Positive parenting is also popular in the Amman War Child centres, like community-based organisation Sanabal al-Kheir, where both Syrian and Jordanian parents attend the same classes, always on Thursdays. “Today’s session was about combating stress in everyday life. We learned how to breathe in difficult situations, we discover counting backwords helps a lot,” said some active mums, who learned about such meetings from their children in kindergarten. They love talking about cooking too and, after eating “Mansaf”, a Jordanian national dish of lamb and rice, it’s not surprising!
Teenage boys need to be active in life. They know it is expected from them. If (when) they have a family, they will have responsibilities to support the family financially. In this local culture, that is the huge burden always put on men.
The 10-year-olds help their fathers with trade, drive wagons with donkeys, or pick up bread rations for family in the morning. Photography and filming lessons at the War Child centres help them express issues that concern them, in their local community environment. This is crucial, for their dignity and personal development. I see this as important social education for the future.
For me, I observe my daughter constantly. She is a volcano of energy, wants to be everywhere, talk to everyone and try everything. She, as all children in the world, has the right to develop and the right to play. Meeting with the families and facilitators at the War Child centres in Jordan, we heard a lot about the special focus given to empowering children and young girls and boys. These groups that are most vulnerable.
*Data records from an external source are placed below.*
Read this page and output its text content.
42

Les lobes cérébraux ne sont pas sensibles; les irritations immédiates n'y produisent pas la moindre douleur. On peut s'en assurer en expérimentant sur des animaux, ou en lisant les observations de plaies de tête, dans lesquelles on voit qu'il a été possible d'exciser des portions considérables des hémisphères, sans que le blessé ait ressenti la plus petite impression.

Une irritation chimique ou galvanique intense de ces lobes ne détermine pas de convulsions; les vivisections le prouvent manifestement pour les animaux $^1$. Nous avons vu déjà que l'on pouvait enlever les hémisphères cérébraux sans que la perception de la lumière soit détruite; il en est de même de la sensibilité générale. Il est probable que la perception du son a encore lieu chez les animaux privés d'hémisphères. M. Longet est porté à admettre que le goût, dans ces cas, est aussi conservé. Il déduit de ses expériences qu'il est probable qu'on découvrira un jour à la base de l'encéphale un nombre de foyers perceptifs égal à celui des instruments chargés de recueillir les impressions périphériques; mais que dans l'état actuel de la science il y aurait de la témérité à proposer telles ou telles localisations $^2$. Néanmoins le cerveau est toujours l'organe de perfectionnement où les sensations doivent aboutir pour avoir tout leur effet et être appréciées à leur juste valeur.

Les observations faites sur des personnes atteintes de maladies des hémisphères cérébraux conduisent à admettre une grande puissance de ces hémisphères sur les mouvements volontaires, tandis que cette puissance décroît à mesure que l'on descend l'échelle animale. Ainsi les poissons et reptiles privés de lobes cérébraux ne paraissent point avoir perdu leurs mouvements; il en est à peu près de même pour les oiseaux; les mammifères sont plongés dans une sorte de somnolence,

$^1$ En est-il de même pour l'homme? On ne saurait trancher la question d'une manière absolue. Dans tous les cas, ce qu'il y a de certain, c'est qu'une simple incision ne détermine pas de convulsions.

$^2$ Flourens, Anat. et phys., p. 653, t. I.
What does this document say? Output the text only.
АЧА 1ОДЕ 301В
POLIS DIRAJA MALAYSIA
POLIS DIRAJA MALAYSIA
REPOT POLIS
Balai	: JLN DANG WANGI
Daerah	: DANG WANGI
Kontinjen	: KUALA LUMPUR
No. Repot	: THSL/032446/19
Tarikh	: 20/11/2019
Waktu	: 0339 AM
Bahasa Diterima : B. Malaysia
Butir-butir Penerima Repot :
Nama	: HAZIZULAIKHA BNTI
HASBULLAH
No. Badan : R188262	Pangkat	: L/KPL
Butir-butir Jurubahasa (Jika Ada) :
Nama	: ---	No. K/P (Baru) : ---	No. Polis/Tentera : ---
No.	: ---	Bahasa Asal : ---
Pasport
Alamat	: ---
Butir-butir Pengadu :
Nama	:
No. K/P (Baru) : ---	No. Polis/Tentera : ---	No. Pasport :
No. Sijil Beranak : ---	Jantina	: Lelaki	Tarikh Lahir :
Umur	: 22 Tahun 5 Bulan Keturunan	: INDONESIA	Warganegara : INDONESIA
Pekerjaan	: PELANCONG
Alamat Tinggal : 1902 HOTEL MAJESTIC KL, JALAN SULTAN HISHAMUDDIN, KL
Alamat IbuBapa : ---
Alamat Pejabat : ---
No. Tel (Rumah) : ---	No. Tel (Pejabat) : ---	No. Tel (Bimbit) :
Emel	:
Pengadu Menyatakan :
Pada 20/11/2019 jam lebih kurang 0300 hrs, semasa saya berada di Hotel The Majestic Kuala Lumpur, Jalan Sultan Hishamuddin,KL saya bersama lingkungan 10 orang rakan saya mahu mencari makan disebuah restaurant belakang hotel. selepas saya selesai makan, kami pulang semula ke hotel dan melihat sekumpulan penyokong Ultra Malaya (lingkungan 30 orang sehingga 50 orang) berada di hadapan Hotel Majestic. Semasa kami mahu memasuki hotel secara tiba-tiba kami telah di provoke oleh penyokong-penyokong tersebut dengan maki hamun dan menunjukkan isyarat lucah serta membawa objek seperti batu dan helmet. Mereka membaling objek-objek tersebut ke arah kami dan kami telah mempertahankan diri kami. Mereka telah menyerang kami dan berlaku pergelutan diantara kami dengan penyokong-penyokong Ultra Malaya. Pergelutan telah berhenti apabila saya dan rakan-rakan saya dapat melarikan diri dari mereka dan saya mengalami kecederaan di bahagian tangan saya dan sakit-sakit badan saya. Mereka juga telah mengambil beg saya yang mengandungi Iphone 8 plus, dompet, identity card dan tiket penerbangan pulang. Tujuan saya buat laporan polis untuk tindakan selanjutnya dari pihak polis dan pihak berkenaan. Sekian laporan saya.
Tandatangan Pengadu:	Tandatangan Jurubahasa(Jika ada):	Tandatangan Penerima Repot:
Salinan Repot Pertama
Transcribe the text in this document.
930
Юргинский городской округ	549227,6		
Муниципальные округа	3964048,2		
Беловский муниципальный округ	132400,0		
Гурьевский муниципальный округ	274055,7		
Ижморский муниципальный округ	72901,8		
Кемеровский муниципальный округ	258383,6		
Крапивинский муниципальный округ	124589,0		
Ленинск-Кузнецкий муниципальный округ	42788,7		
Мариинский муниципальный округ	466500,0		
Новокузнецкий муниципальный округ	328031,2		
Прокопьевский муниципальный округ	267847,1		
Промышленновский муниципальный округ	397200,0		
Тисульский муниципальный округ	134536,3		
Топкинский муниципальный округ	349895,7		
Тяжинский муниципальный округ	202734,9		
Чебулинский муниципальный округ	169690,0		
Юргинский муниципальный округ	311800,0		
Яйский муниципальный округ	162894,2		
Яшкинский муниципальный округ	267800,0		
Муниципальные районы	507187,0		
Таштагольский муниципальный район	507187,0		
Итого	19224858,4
In the beginning, Yara (12), from Za’atari camp, did not want to take part in the sessions at the centre. Being shy seems to be typical for her age. Nowadays, after some months, she asks for more. She really found herself in photography, filming and crocheting. “She even played in a theatre once. I never saw her so active before, on the stage,” her mother said proudly. Theatre gave her the power to act and live life.
Theatre is also a means to activate and support the older kids. We were invited for see a captivating performance by some teenage girls at the War Child-supported community-based organisation in the city of Zarqa. They really surprised me, I have never watched such a great performance on education, girls’ rights and early marriage before. The facilitators explained to us that many girls feel pressure to help their family and, at the same time, observe older sisters getting married. But they now wish for more time for their personal development before making such important decisions.
Visiting a refugee family at their home in the same city of Zarqa, we met Hamid and his wonderful family. He kept talking about his oldest daughter who, at 16, was aiming to become a cardiologist in the future. She is one of his five children and “maybe not the last one,” he says. “Syrians are good people. In general, we love peace and freedom and with the children you know. They are all gifts and make us so happy.” We were discussing history, favourite movies and actors when suddenly his daughter came in the room and smiled: “Yes, I am really, really smart.” This father’s love was so significant to me.
The human technical details are these: Za’atari refugee camp does not accept any new inhabitants. It is full to capacity. But Azraq camp still does and waits for newcomers. If you are born in these refugee camps, you get registered and able to receive all possible help, but will remain stateless until the situation in your home country resolves. When will that be? This is out of your control…and the future becomes a complete unknown.
But this is what statistics say: 80 children in Za’atari camp and 25 children Azraq camp are born weekly. They are the future generation and War Child—as well as many other organisations—helps them to not get completely lost.